Exosomes, small, virus-sized particles containing protein, lipids and RNAs released by cells, can influence the function of other cells. These recently characterized particles are produced by all cell types and are believed to play important roles in cell-cell communication in both health and disease. Our recent work suggests that exosomes produced by mesenchymal stem cells may be responsible for the therapeutic effects in CNS injury. Exosomes are far more stable and easy to store compared to cells. They are less likely to induce immune rejection, and amenable to large-scale production. Exosomes therefore represent a more practical alternative to some cell based therapies. In collaboration with researches in the laboratory of Philip Askenase (Dept. of Immunology, Yale), we are also exploring the effects of exosomes in inflammation, and the RNA species which may be responsible for their efficacy.

We and others have recently highlighted the importance of the blood-brain and blood-spinal-cord barrier integrity in protecting the CNS from damage. Our studies in a rat model of MS showed that transient disruption of the blood spinal cord barrier alone is sufficient to induce a demyelinating lesion as the site of disruption in animals which had been immune sensitized, but which had been previously free of lesions. This observation suggested that increasing the stability of the blood-brain and blood-spinal cord barriers could represent a novel target for preventing the progression of MS. Similarly, our investigations into the mechanisms of therapeutic efficacy of intravenous MSCs for promoting recovery after contusive spinal cord injury showed that the rapid improvement in functional recovery correlated closely with a rapid restoration of BSCB integrity, implying that the ongoing vascular leakage after CNS trauma contributes significantly to poor outcomes.

Although axons can regenerate after peripheral nerve injury, the environment of the central nervous system is not conducive to long distance axon growth. This poor regeneration is due in large part to the presence of molecules such as NOGO, which inhibit regeneration. In collaboration with the Strittmatter laboratory (Dept. of Neurology, Yale), we are engaged in a randomized blinded study of the long-term effects of function blocking anti-NOGO antibodies on long distance regeneration of severed spinal cord axons, as well as evaluating potential negative side effects of such treatments.

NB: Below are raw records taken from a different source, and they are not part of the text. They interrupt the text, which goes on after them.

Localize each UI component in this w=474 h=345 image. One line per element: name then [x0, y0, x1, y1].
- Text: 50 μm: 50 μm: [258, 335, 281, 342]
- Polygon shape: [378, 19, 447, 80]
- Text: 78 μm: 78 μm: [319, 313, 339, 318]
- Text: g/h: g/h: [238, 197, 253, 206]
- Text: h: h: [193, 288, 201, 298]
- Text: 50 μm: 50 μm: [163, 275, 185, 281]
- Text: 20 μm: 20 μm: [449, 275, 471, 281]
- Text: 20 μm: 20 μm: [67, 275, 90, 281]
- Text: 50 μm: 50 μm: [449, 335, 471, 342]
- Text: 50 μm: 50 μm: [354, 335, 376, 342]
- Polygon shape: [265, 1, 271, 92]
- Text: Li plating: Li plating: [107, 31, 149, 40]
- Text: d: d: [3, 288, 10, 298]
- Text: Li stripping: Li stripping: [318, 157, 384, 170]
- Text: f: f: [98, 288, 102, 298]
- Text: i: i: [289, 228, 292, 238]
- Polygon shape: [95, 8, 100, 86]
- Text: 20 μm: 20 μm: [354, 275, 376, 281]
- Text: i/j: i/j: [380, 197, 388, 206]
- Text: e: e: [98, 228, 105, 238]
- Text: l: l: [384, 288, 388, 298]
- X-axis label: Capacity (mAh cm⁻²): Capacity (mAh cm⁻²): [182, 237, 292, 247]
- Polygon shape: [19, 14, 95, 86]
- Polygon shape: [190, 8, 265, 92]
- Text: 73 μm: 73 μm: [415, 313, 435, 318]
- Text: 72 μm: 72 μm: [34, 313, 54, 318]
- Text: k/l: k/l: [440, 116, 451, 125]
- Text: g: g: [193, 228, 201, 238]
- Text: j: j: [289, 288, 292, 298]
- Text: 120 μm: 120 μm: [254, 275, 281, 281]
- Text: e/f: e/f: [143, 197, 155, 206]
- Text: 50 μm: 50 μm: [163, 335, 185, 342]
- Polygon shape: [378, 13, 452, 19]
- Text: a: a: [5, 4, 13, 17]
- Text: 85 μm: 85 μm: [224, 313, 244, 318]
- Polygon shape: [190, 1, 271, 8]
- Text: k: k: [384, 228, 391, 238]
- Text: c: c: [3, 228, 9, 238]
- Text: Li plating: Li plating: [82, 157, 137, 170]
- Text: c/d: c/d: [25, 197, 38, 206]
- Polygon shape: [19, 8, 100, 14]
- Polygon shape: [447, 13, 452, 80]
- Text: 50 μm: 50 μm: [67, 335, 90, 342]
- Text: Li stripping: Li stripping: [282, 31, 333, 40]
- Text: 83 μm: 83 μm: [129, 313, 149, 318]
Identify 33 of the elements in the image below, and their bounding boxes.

Fibers descending from the brain through the raphe spinal tract make synaptic connections with motor neurons in the spinal cord, which allow individuals to control the movement of their arms or legs. Cells of the raphe spinal tract use the neurotransmitter serotonin to control the motor neurons. We have shown that raphe spinal tract axons which are spared after a spinal cord injury can sprout many new connections (synaptic terminals) over a period of several months after injury and that the appearance of these new synaptic terminals correlates with improved control over the limb. Furthermore, drugs which affect the serotonin system can reversibly affect limb control. These data suggest that medications, which enhance communication at serotonergic terminals, may improve muscle control for individuals with incomplete spinal cord injuries.

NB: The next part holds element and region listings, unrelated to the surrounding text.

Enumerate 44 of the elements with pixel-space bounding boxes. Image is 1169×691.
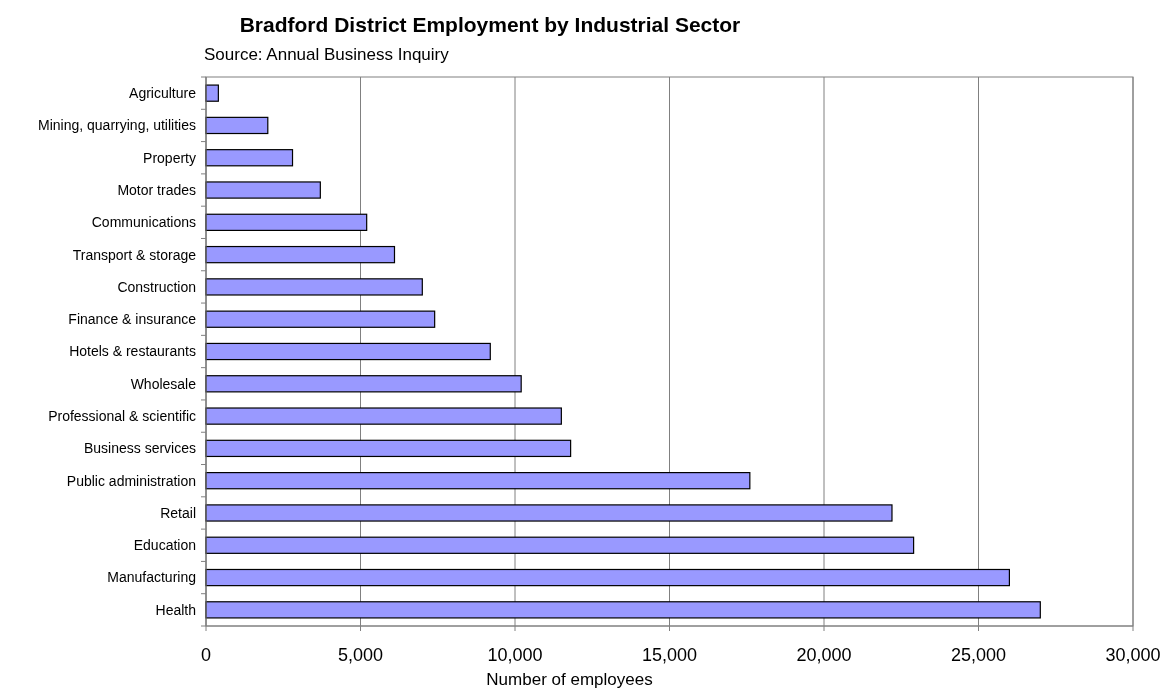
bar [205,407,562,425]
chart-title: Bradford District Employment by Industrial Sector [239,13,741,36]
bar [205,568,1010,587]
bar [205,245,396,264]
bar [205,504,893,522]
x-axis-title: Number of employees [486,670,653,689]
y-tick-label: Construction [117,278,196,295]
bar [205,536,915,554]
bar [205,342,491,361]
bar [205,181,321,199]
bar [205,472,751,490]
y-tick-label: Finance & insurance [68,311,197,328]
x-tick-label: 10,000 [487,645,543,665]
bar [205,601,1041,619]
bar [205,149,294,167]
x-tick-label: 15,000 [641,645,698,665]
bar [205,439,572,458]
y-tick-label: Business services [83,440,196,457]
chart-subtitle: Source: Annual Business Inquiry [204,45,450,64]
bar [205,116,269,135]
y-tick-label: Retail [160,504,196,521]
y-tick-label: Wholesale [130,375,197,392]
x-tick-label: 0 [200,645,212,665]
x-tick-label: 25,000 [950,645,1007,665]
y-tick-label: Public administration [66,472,196,489]
y-tick-label: Agriculture [129,85,197,102]
x-tick-label: 5,000 [337,645,384,665]
bar [205,310,436,328]
y-tick-label: Manufacturing [107,569,196,586]
bar [205,278,423,296]
x-tick-label: 30,000 [1105,645,1161,665]
y-tick-label: Health [155,601,196,618]
x-tick-label: 20,000 [796,645,852,665]
y-tick-label: Education [133,537,196,554]
bar [205,375,522,393]
y-tick-label: Motor trades [117,181,196,198]
y-tick-label: Transport & storage [72,246,197,263]
y-tick-label: Communications [91,214,196,231]
y-tick-label: Mining, quarrying, utilities [38,117,196,134]
y-tick-label: Property [143,149,196,166]
bar [205,213,368,231]
y-tick-label: Hotels & restaurants [69,343,196,360]
bar [205,84,219,102]
y-tick-label: Professional & scientific [48,407,196,424]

Our preclinical studies have played an important role in establishing the safety profile of human bone marrow mesenchymal stem cells for treatment of stroke and spinal cord injury. We maintain a close relationship with colleagues in Sapporo, Japan (Drs. Osamu Honmou and Masanori Sasaki) who are conducting Phase I Clinical trials of autologous human bone marrow mesenchymal stem cells for the treatment of stroke and spinal cord injury. Collaboration between our two groups has been important for continuously assessing safety risks and refining treatment protocols.